Lors de sa prise de pouvoir en juillet, suite à la démission de Theresa May, Boris Johnson avait tout misé sur un Brexit au 31 octobre 2019, accord ou pas accord. Plutôt crever qu’encore repousser l’échéance, avait-il annoncé. Aujourd’hui le Brexit est reporté au 31 janvier 2020, une élection générale anticipée aura lieu le 12 décembre 2019, et BoJo n’a clairement pas l’intention d’honorer sa promesse.
On ne peut pas lui reprocher de ne pas avoir essayé. Il a tenté et trouvé un accord avec l’UE contournant le problème du fameux backstop sur la question de la frontière entre les deux Irlandes (République d’Irlande et Irlande de du Nord) en maintenant de fait cette dernière dans l’union douanière européenne. Au grand dam des unionistes irlandais évidemment.
Face au veto des Communes sur la question d’une sortie sans accord, à l’impossibilité de placer une frontière physique entre les deux Irlandes et à l’impossibilité pour l’UE de ne pas avoir de frontière douanière, une telle solution pouvait peut-être fonctionner mais les députés britanniques en ont décidé autrement et ont forcé le Premier Ministre à solliciter un nouveau report du Brexit.
Report que l’UE ne pouvait qu’accorder à moins de se retrouver, de son propre fait cette fois, face à un Brexit dur que personne ne veut – hors les Brexiters pur jus bien sûr, ceux qui ont les moyens d’éviter de souffrir économiquement de l’inévitable crash, ou les nationalistes qui croient encore aux contrats magiques avec les ogres américains, chinois ou indiens.
Mais report, cette fois, conditionné par l’avancée d’une élection générale initialement prévue pour 2022 et qui se tiendra désormais le 12 décembre de cette année. BoJo lui-même a réclamé cette élection, seule manière pour lui de légitimer son pouvoir (il est actuellement en place du seul fait d’une élection interne du parti conservateur, pas un élu du peuple britannique).

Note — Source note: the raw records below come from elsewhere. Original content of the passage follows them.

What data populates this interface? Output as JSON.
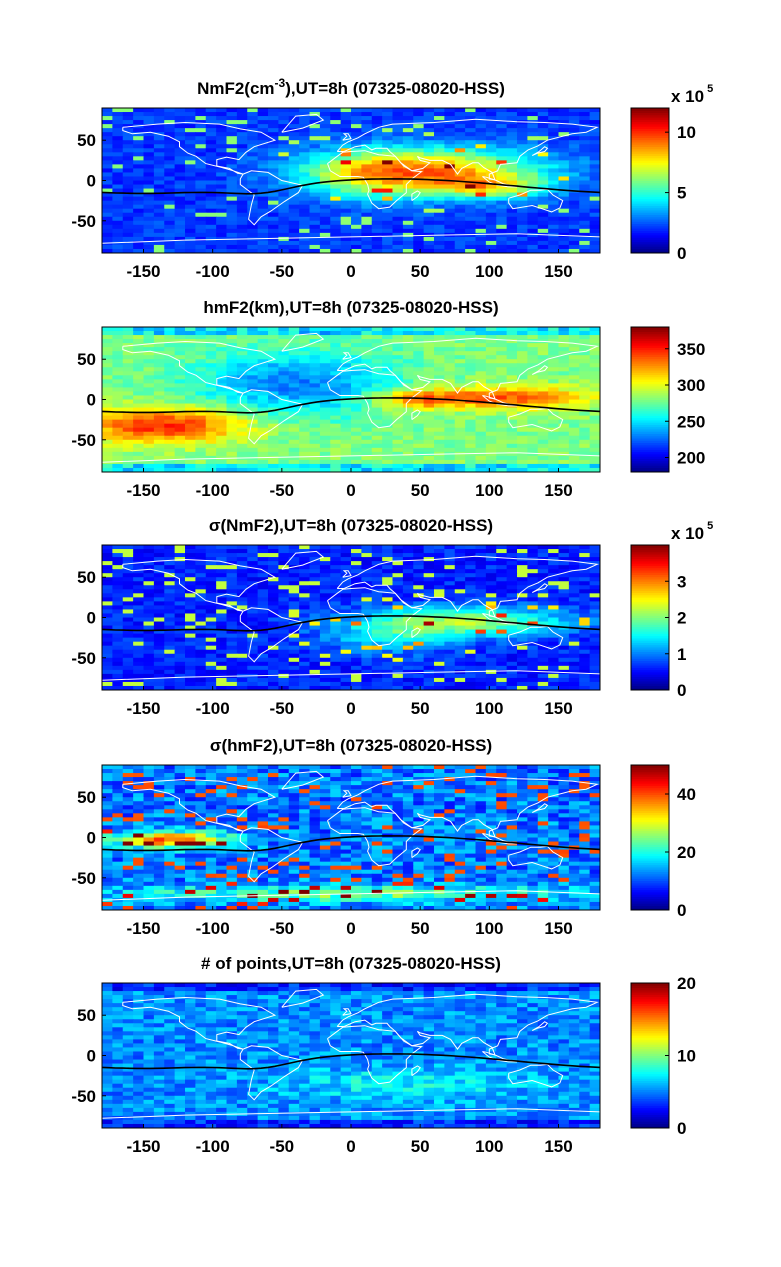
{
  "figure": {
    "background": "#ffffff",
    "colormap": "jet",
    "overlay": {
      "coastline_color": "#ffffff",
      "magnetic_equator_color": "#000000"
    }
  },
  "chart_data": [
    {
      "type": "heatmap",
      "title_main": "NmF2(cm",
      "title_sup": "-3",
      "title_rest": "),UT=8h (07325-08020-HSS)",
      "xlim": [
        -180,
        180
      ],
      "ylim": [
        -90,
        90
      ],
      "xticks": [
        -150,
        -100,
        -50,
        0,
        50,
        100,
        150
      ],
      "yticks": [
        50,
        0,
        -50
      ],
      "colorbar": {
        "clim": [
          0,
          12
        ],
        "ticks": [
          0,
          5,
          10
        ],
        "exponent_base": "x 10",
        "exponent": "5"
      },
      "pattern": "nmf2",
      "magnetic_equator": true
    },
    {
      "type": "heatmap",
      "title_main": "hmF2(km),UT=8h (07325-08020-HSS)",
      "xlim": [
        -180,
        180
      ],
      "ylim": [
        -90,
        90
      ],
      "xticks": [
        -150,
        -100,
        -50,
        0,
        50,
        100,
        150
      ],
      "yticks": [
        50,
        0,
        -50
      ],
      "colorbar": {
        "clim": [
          180,
          380
        ],
        "ticks": [
          200,
          250,
          300,
          350
        ]
      },
      "pattern": "hmf2",
      "magnetic_equator": true
    },
    {
      "type": "heatmap",
      "title_main": "σ(NmF2),UT=8h (07325-08020-HSS)",
      "xlim": [
        -180,
        180
      ],
      "ylim": [
        -90,
        90
      ],
      "xticks": [
        -150,
        -100,
        -50,
        0,
        50,
        100,
        150
      ],
      "yticks": [
        50,
        0,
        -50
      ],
      "colorbar": {
        "clim": [
          0,
          4
        ],
        "ticks": [
          0,
          1,
          2,
          3
        ],
        "exponent_base": "x 10",
        "exponent": "5"
      },
      "pattern": "signm",
      "magnetic_equator": true
    },
    {
      "type": "heatmap",
      "title_main": "σ(hmF2),UT=8h (07325-08020-HSS)",
      "xlim": [
        -180,
        180
      ],
      "ylim": [
        -90,
        90
      ],
      "xticks": [
        -150,
        -100,
        -50,
        0,
        50,
        100,
        150
      ],
      "yticks": [
        50,
        0,
        -50
      ],
      "colorbar": {
        "clim": [
          0,
          50
        ],
        "ticks": [
          0,
          20,
          40
        ]
      },
      "pattern": "sighm",
      "magnetic_equator": true
    },
    {
      "type": "heatmap",
      "title_main": "# of points,UT=8h (07325-08020-HSS)",
      "xlim": [
        -180,
        180
      ],
      "ylim": [
        -90,
        90
      ],
      "xticks": [
        -150,
        -100,
        -50,
        0,
        50,
        100,
        150
      ],
      "yticks": [
        50,
        0,
        -50
      ],
      "colorbar": {
        "clim": [
          0,
          20
        ],
        "ticks": [
          0,
          10,
          20
        ]
      },
      "pattern": "npts",
      "magnetic_equator": true
    }
  ]
}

Face à lui le leader des travaillistes, Jeremy Corbyn, a accepté le challenge et les deux partis lancent actuellement leurs campagnes électorales. La promesse de Johnson, s’il est élu, est d’accomplir le Brexit au 31 janvier suivant, d’une manière ou d’une autre, en se basant sur une réelle légitimité représentative. La promesse de Corbyn est de négocier un nouvel accord endéans les trois mois (soupirs des représentants européens) et de soumettre cet accord à un nouveau référendum populaire endéans les six mois.
Le Labour de Corbyn est très divisé sur la question du Brexit. Son allié écossais, le SNP (Scottish National Party), y est farouchement opposé et engagerait, en cas de Brexit, une nouvelle initiative pour son indépendance et une demande de retour au sein de l’UE. Comment, personne ne le sait vu les règles actuelles d’admission mais, pour une majorité d’Ecossais, rester dans l’UE est une question de survie.
Préventivement, Corbyn a fait savoir au SNP qu’en cas de victoire en décembre il ne tolérerait pas de nouveau référendum écossais sur la question de l’indépendance “pendant les années formatives” d’un nouveau gouvernement travailliste, mais ne s’y opposerait plus ensuite (2).
Les étapes à venir sont donc claires, ce qui est assez inhabituel dans cette affaire. Des élections en décembre menant soit à un Brexit (avec ou sans accord) fin janvier sous gouvernance conservatrice, soit à un référendum entre mars et juin sous gouvernance travailliste afin de choisir entre une nouvelle proposition négociée ou pas de Brexit du tout.
Mensonges, désinformation et manipulations en tous genres seront certainement au programme de cette campagne électorale mais, après trois années d’incertitudes depuis le premier référendum (lui-même marqué par les techniques de manipulation de Cambridge Analytica au profit des listes pro-Brexit (1) et les mensonges éhontés de Nigel Farage et de Boris Johnson sur le coût réel de la participation britannique à l’UE), c’est désormais quitte ou double et tout le monde votera en connaissance de cause.